The key trick is that "rerere" is capable of recording and replaying
semantic conflict resolution made to a file that happens to have
textual conflict just fine.  Because rerere database records the
preimage (i.e. with conflict markers) and postimage (i.e. the final
resolution for the file) as an entire file contents, it can do 3-way
merge for parts of the same file that is away from any conflicted
region.

If you tell contrib/rerere-train.sh to learn from "pu^{/^Merge
branch 'bp/fsmonitor' into pu}", you'll see what I mean.

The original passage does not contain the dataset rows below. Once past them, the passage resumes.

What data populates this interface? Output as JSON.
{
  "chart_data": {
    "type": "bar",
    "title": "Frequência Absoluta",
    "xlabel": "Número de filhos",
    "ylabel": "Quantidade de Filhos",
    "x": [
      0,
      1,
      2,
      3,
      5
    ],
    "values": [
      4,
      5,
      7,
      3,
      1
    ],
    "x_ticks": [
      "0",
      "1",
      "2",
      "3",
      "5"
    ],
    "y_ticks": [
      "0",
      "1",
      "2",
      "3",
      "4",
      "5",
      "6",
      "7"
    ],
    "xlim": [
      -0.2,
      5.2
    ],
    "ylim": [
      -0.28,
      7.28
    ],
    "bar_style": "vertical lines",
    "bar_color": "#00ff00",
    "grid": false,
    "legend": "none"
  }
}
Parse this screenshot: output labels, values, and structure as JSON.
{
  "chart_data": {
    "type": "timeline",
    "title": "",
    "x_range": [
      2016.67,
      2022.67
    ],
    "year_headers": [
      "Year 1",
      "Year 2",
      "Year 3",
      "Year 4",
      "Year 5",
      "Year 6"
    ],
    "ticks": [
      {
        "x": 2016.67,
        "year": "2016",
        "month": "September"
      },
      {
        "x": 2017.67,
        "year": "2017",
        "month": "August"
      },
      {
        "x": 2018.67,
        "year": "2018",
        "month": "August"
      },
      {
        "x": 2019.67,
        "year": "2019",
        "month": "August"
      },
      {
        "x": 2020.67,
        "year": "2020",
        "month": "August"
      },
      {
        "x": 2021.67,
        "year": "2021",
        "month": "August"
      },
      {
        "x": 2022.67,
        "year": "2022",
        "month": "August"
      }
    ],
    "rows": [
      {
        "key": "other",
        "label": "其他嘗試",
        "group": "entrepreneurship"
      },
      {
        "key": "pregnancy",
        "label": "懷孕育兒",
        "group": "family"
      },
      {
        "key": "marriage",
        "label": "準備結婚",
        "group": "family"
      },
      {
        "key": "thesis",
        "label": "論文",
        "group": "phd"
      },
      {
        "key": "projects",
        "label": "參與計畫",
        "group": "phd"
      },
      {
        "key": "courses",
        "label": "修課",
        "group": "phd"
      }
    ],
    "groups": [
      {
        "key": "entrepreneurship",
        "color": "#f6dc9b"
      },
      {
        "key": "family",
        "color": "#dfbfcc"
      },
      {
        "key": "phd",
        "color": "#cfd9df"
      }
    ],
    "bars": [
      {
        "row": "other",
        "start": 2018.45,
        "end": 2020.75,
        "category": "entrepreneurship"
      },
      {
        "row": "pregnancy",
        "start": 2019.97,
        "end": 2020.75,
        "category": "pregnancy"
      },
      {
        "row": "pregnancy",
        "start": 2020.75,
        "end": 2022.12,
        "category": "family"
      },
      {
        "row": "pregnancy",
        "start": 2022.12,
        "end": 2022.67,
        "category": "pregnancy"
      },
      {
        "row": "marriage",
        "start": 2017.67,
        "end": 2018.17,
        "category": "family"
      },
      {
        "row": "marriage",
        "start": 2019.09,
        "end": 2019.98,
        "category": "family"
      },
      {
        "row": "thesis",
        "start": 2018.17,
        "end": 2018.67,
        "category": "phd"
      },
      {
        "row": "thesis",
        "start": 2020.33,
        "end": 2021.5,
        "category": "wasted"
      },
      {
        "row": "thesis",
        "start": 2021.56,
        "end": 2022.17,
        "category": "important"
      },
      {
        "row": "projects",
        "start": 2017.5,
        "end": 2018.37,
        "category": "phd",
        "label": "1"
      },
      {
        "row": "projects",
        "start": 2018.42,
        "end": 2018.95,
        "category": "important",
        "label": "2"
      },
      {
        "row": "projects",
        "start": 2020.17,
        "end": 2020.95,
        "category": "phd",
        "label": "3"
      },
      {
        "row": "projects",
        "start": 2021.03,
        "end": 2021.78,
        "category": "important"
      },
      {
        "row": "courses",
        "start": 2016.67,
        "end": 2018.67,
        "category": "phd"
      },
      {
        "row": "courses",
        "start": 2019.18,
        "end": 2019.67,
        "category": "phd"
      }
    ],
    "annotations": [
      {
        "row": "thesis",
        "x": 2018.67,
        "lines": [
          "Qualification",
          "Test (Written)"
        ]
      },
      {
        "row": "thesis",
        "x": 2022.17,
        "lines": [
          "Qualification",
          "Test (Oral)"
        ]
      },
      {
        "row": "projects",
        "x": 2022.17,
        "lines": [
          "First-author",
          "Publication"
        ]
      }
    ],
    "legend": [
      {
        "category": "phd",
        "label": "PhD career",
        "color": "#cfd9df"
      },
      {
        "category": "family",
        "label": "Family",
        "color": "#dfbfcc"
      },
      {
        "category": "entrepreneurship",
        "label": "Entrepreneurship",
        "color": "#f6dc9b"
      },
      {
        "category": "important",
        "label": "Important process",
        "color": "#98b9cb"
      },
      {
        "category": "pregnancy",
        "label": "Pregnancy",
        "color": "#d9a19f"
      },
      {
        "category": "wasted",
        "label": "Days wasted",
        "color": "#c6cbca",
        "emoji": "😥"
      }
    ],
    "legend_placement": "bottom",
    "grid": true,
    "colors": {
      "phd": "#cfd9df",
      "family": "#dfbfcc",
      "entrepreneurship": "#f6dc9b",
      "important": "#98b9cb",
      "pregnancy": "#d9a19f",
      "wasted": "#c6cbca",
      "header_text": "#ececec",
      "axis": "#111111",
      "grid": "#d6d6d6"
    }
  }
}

  $ git show "pu^{/^Merge branch 'bp/fsmonitor' into pu}" compat/bswap.h

shows the result of such resolution.  Early part of the combined
diff shown by the above command comes from textual conflict
resolution, but there is a new implementation of inline version of
get_be64 that has become necessary but did not exist in either of
the branches getting merged, which is shown as an evil merge.

So the way to automatically sift an existing merge into textual
conflict resolution (i.e. automatable with "rerere") and semantic
evil merge-fix is to first try to recreate the merge and enumerate
the paths that get conflicts.  Then resolve these paths by grabbing
the resolved result for these paths that get textual conflicts out
of the original merge.  That gives us the textual part (we can run
"git rerere" at this point to store the resolution away to the
rerere database---which is essentially what contrib/rerere-train
does).

There will be difference between the result of the above and the
original merge commit.  The paths that are different are all outside
these conflicted paths, and they are what we want in the second
commit, i.e. the semantic evil merge-fix, which will be the value
for the merge-fix database.

So that part is easily automatable.  

It is much harder to come up with a way to index into the merge-fix
database.  We can "punt" and use the same index scheme as the
Reintegrate script (i.e. key it with the name of the branch being
merged, which can be read from the original merge) as the initial
approximation, and that would already be much better than what
Reintegrate script currently does, in that the recording part is
much more automated (in the workflow I use the Reintegrate script,
the side that records a merge-fix initially is entirely manual).